As far as I can see (this is actually a preview abstract of the paper)
there still is some lacking awareness for the _quality_ of typesetting
and engraving in existing efforts towards digital edition. This is
completely understandable as there are so many complex issues to deal
with that it's natural to first concentrate on the aspect of _encoding_
and to treat the visualization as a mere necessity. However, I am
convinced that _professional_ engraving and typesetting should be an
integral part of digital edition concepts too. For example I see that
the Reger edition (not MEI, but Edirom based) does contain professional
engravings of the authoritative text - but these have been created with
an arbitrary notation program and are only available as PDF files in the
edition. This is of course against the idea of an "encoding-driven"

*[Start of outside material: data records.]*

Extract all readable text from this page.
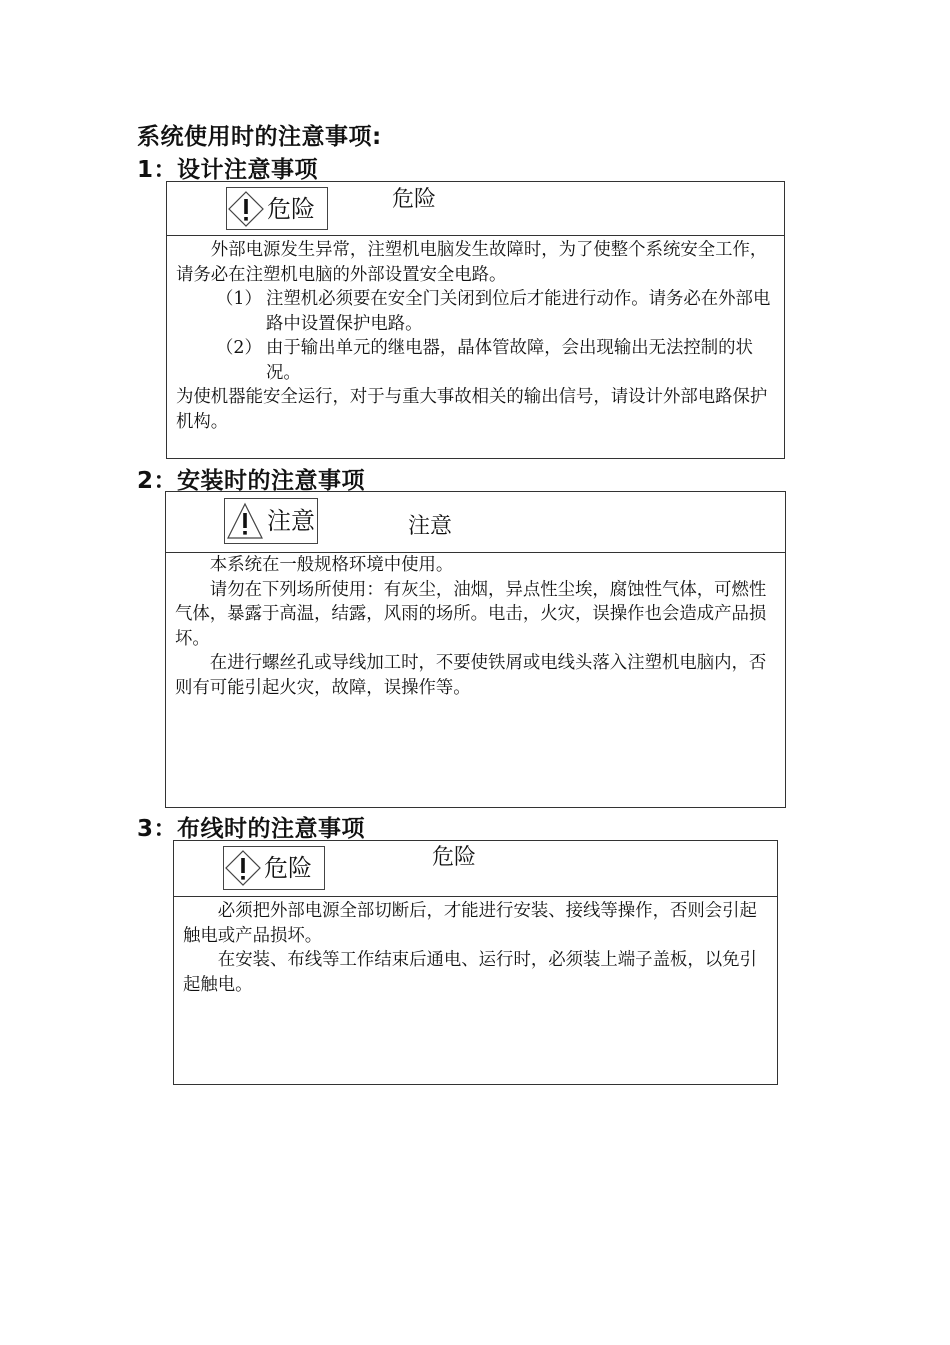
系统使用时的注意事项:
1：设计注意事项
危险	危险

外部电源发生异常，注塑机电脑发生故障时，为了使整个系统安全工作，请务必在注塑机电脑的外部设置安全电路。

（1） 注塑机必须要在安全门关闭到位后才能进行动作。请务必在外部电路中设置保护电路。
（2） 由于输出单元的继电器，晶体管故障，会出现输出无法控制的状况。

为使机器能安全运行，对于与重大事故相关的输出信号，请设计外部电路保护机构。

2：安装时的注意事项
注意	注意

本系统在一般规格环境中使用。

请勿在下列场所使用：有灰尘，油烟，异点性尘埃，腐蚀性气体，可燃性气体，暴露于高温，结露，风雨的场所。电击，火灾，误操作也会造成产品损坏。

在进行螺丝孔或导线加工时，不要使铁屑或电线头落入注塑机电脑内，否则有可能引起火灾，故障，误操作等。

3：布线时的注意事项
危险	危险

必须把外部电源全部切断后，才能进行安装、接线等操作，否则会引起触电或产品损坏。

在安装、布线等工作结束后通电、运行时，必须装上端子盖板，以免引起触电。
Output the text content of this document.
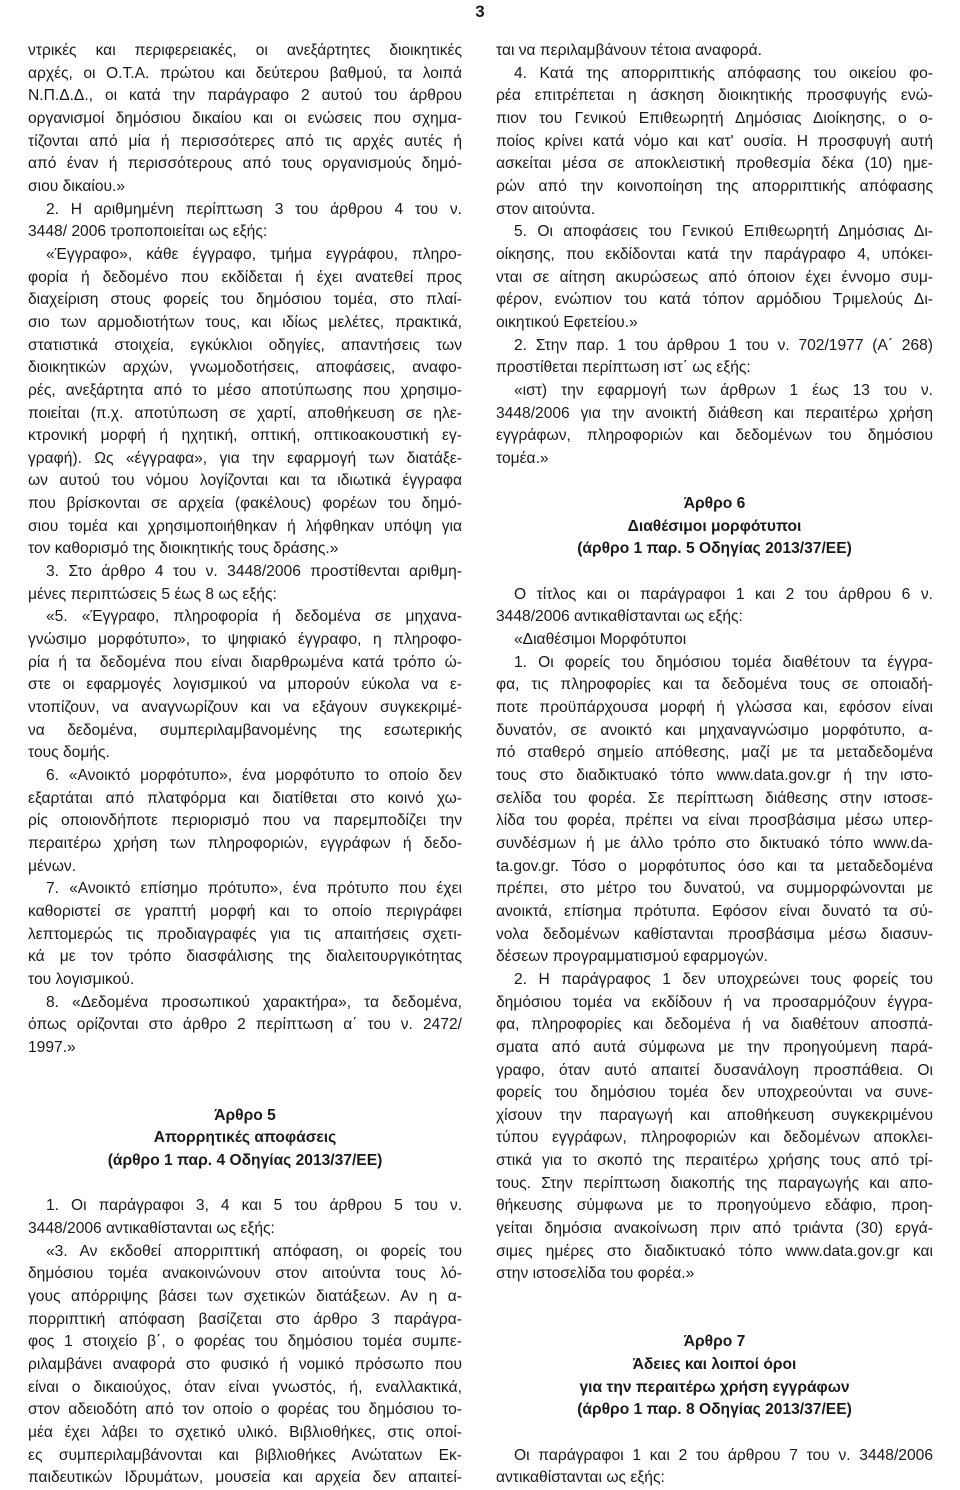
3
ντρικές και περιφερειακές, οι ανεξάρτητες διοικητικές
αρχές, οι Ο.Τ.Α. πρώτου και δεύτερου βαθμού, τα λοιπά
Ν.Π.Δ.Δ., οι κατά την παράγραφο 2 αυτού του άρθρου
οργανισμοί δημόσιου δικαίου και οι ενώσεις που σχημα-
τίζονται από μία ή περισσότερες από τις αρχές αυτές ή
από έναν ή περισσότερους από τους οργανισμούς δημό-
σιου δικαίου.»
2. Η αριθμημένη περίπτωση 3 του άρθρου 4 του ν.
3448/ 2006 τροποποιείται ως εξής:
«Έγγραφο», κάθε έγγραφο, τμήμα εγγράφου, πληρο-
φορία ή δεδομένο που εκδίδεται ή έχει ανατεθεί προς
διαχείριση στους φορείς του δημόσιου τομέα, στο πλαί-
σιο των αρμοδιοτήτων τους, και ιδίως μελέτες, πρακτικά,
στατιστικά στοιχεία, εγκύκλιοι οδηγίες, απαντήσεις των
διοικητικών αρχών, γνωμοδοτήσεις, αποφάσεις, αναφο-
ρές, ανεξάρτητα από το μέσο αποτύπωσης που χρησιμο-
ποιείται (π.χ. αποτύπωση σε χαρτί, αποθήκευση σε ηλε-
κτρονική μορφή ή ηχητική, οπτική, οπτικοακουστική εγ-
γραφή). Ως «έγγραφα», για την εφαρμογή των διατάξε-
ων αυτού του νόμου λογίζονται και τα ιδιωτικά έγγραφα
που βρίσκονται σε αρχεία (φακέλους) φορέων του δημό-
σιου τομέα και χρησιμοποιήθηκαν ή λήφθηκαν υπόψη για
τον καθορισμό της διοικητικής τους δράσης.»
3. Στο άρθρο 4 του ν. 3448/2006 προστίθενται αριθμη-
μένες περιπτώσεις 5 έως 8 ως εξής:
«5. «Έγγραφο, πληροφορία ή δεδομένα σε μηχανα-
γνώσιμο μορφότυπο», το ψηφιακό έγγραφο, η πληροφο-
ρία ή τα δεδομένα που είναι διαρθρωμένα κατά τρόπο ώ-
στε οι εφαρμογές λογισμικού να μπορούν εύκολα να ε-
ντοπίζουν, να αναγνωρίζουν και να εξάγουν συγκεκριμέ-
να δεδομένα, συμπεριλαμβανομένης της εσωτερικής
τους δομής.
6. «Ανοικτό μορφότυπο», ένα μορφότυπο το οποίο δεν
εξαρτάται από πλατφόρμα και διατίθεται στο κοινό χω-
ρίς οποιονδήποτε περιορισμό που να παρεμποδίζει την
περαιτέρω χρήση των πληροφοριών, εγγράφων ή δεδο-
μένων.
7. «Ανοικτό επίσημο πρότυπο», ένα πρότυπο που έχει
καθοριστεί σε γραπτή μορφή και το οποίο περιγράφει
λεπτομερώς τις προδιαγραφές για τις απαιτήσεις σχετι-
κά με τον τρόπο διασφάλισης της διαλειτουργικότητας
του λογισμικού.
8. «Δεδομένα προσωπικού χαρακτήρα», τα δεδομένα,
όπως ορίζονται στο άρθρο 2 περίπτωση α΄ του ν. 2472/
1997.»
Άρθρο 5
Απορρητικές αποφάσεις
(άρθρο 1 παρ. 4 Οδηγίας 2013/37/ΕΕ)
1. Οι παράγραφοι 3, 4 και 5 του άρθρου 5 του ν.
3448/2006 αντικαθίστανται ως εξής:
«3. Αν εκδοθεί απορριπτική απόφαση, οι φορείς του
δημόσιου τομέα ανακοινώνουν στον αιτούντα τους λό-
γους απόρριψης βάσει των σχετικών διατάξεων. Αν η α-
πορριπτική απόφαση βασίζεται στο άρθρο 3 παράγρα-
φος 1 στοιχείο β΄, ο φορέας του δημόσιου τομέα συμπε-
ριλαμβάνει αναφορά στο φυσικό ή νομικό πρόσωπο που
είναι ο δικαιούχος, όταν είναι γνωστός, ή, εναλλακτικά,
στον αδειοδότη από τον οποίο ο φορέας του δημόσιου το-
μέα έχει λάβει το σχετικό υλικό. Βιβλιοθήκες, στις οποί-
ες συμπεριλαμβάνονται και βιβλιοθήκες Ανώτατων Εκ-
παιδευτικών Ιδρυμάτων, μουσεία και αρχεία δεν απαιτεί-
ται να περιλαμβάνουν τέτοια αναφορά.
4. Κατά της απορριπτικής απόφασης του οικείου φο-
ρέα επιτρέπεται η άσκηση διοικητικής προσφυγής ενώ-
πιον του Γενικού Επιθεωρητή Δημόσιας Διοίκησης, ο ο-
ποίος κρίνει κατά νόμο και κατ' ουσία. Η προσφυγή αυτή
ασκείται μέσα σε αποκλειστική προθεσμία δέκα (10) ημε-
ρών από την κοινοποίηση της απορριπτικής απόφασης
στον αιτούντα.
5. Οι αποφάσεις του Γενικού Επιθεωρητή Δημόσιας Δι-
οίκησης, που εκδίδονται κατά την παράγραφο 4, υπόκει-
νται σε αίτηση ακυρώσεως από όποιον έχει έννομο συμ-
φέρον, ενώπιον του κατά τόπον αρμόδιου Τριμελούς Δι-
οικητικού Εφετείου.»
2. Στην παρ. 1 του άρθρου 1 του ν. 702/1977 (Α΄ 268)
προστίθεται περίπτωση ιστ΄ ως εξής:
«ιστ) την εφαρμογή των άρθρων 1 έως 13 του ν.
3448/2006 για την ανοικτή διάθεση και περαιτέρω χρήση
εγγράφων, πληροφοριών και δεδομένων του δημόσιου
τομέα.»
Άρθρο 6
Διαθέσιμοι μορφότυποι
(άρθρο 1 παρ. 5 Οδηγίας 2013/37/ΕΕ)
Ο τίτλος και οι παράγραφοι 1 και 2 του άρθρου 6 ν.
3448/2006 αντικαθίστανται ως εξής:
«Διαθέσιμοι Μορφότυποι
1. Οι φορείς του δημόσιου τομέα διαθέτουν τα έγγρα-
φα, τις πληροφορίες και τα δεδομένα τους σε οποιαδή-
ποτε προϋπάρχουσα μορφή ή γλώσσα και, εφόσον είναι
δυνατόν, σε ανοικτό και μηχαναγνώσιμο μορφότυπο, α-
πό σταθερό σημείο απόθεσης, μαζί με τα μεταδεδομένα
τους στο διαδικτυακό τόπο www.data.gov.gr ή την ιστο-
σελίδα του φορέα. Σε περίπτωση διάθεσης στην ιστοσε-
λίδα του φορέα, πρέπει να είναι προσβάσιμα μέσω υπερ-
συνδέσμων ή με άλλο τρόπο στο δικτυακό τόπο www.da-
ta.gov.gr. Τόσο ο μορφότυπος όσο και τα μεταδεδομένα
πρέπει, στο μέτρο του δυνατού, να συμμορφώνονται με
ανοικτά, επίσημα πρότυπα. Εφόσον είναι δυνατό τα σύ-
νολα δεδομένων καθίστανται προσβάσιμα μέσω διασυν-
δέσεων προγραμματισμού εφαρμογών.
2. Η παράγραφος 1 δεν υποχρεώνει τους φορείς του
δημόσιου τομέα να εκδίδουν ή να προσαρμόζουν έγγρα-
φα, πληροφορίες και δεδομένα ή να διαθέτουν αποσπά-
σματα από αυτά σύμφωνα με την προηγούμενη παρά-
γραφο, όταν αυτό απαιτεί δυσανάλογη προσπάθεια. Οι
φορείς του δημόσιου τομέα δεν υποχρεούνται να συνε-
χίσουν την παραγωγή και αποθήκευση συγκεκριμένου
τύπου εγγράφων, πληροφοριών και δεδομένων αποκλει-
στικά για το σκοπό της περαιτέρω χρήσης τους από τρί-
τους. Στην περίπτωση διακοπής της παραγωγής και απο-
θήκευσης σύμφωνα με το προηγούμενο εδάφιο, προη-
γείται δημόσια ανακοίνωση πριν από τριάντα (30) εργά-
σιμες ημέρες στο διαδικτυακό τόπο www.data.gov.gr και
στην ιστοσελίδα του φορέα.»
Άρθρο 7
Άδειες και λοιποί όροι
για την περαιτέρω χρήση εγγράφων
(άρθρο 1 παρ. 8 Οδηγίας 2013/37/ΕΕ)
Οι παράγραφοι 1 και 2 του άρθρου 7 του ν. 3448/2006
αντικαθίστανται ως εξής:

edition concept. On the other hand I am quite sure that developing
custom "rendering engines" can't reasonably be expected to lead to
professional results in the foreseeable future. However, plain text
based tools like LaTeX and LilyPond are conceptually the perfect match
for the challenge of automatic typesetting/engraving from encoded content.
Therefore I'd argue that it would be better to invest time, energy and
money in _integrating_ existing professional tools in MEI/Edirom based
toolchains than in reinventing the wheel by creating "rendering engines"
from scratch. (Just to say one thing in advance: LilyPond can also be
made fruitful for interactive applications, as it can natively produce
scores as SVG files).
I'd be happy about any feedback on my paper. Particularly I'm aware that
the "analysis" of the current state of digital edition (sections 3.1 and
3.2) is the weakest part of the argumentation, simply due to my lack of
first-hand knowledge. I hope this doesn't affect my conclusions but I'd
be glad to improve the text in this regard.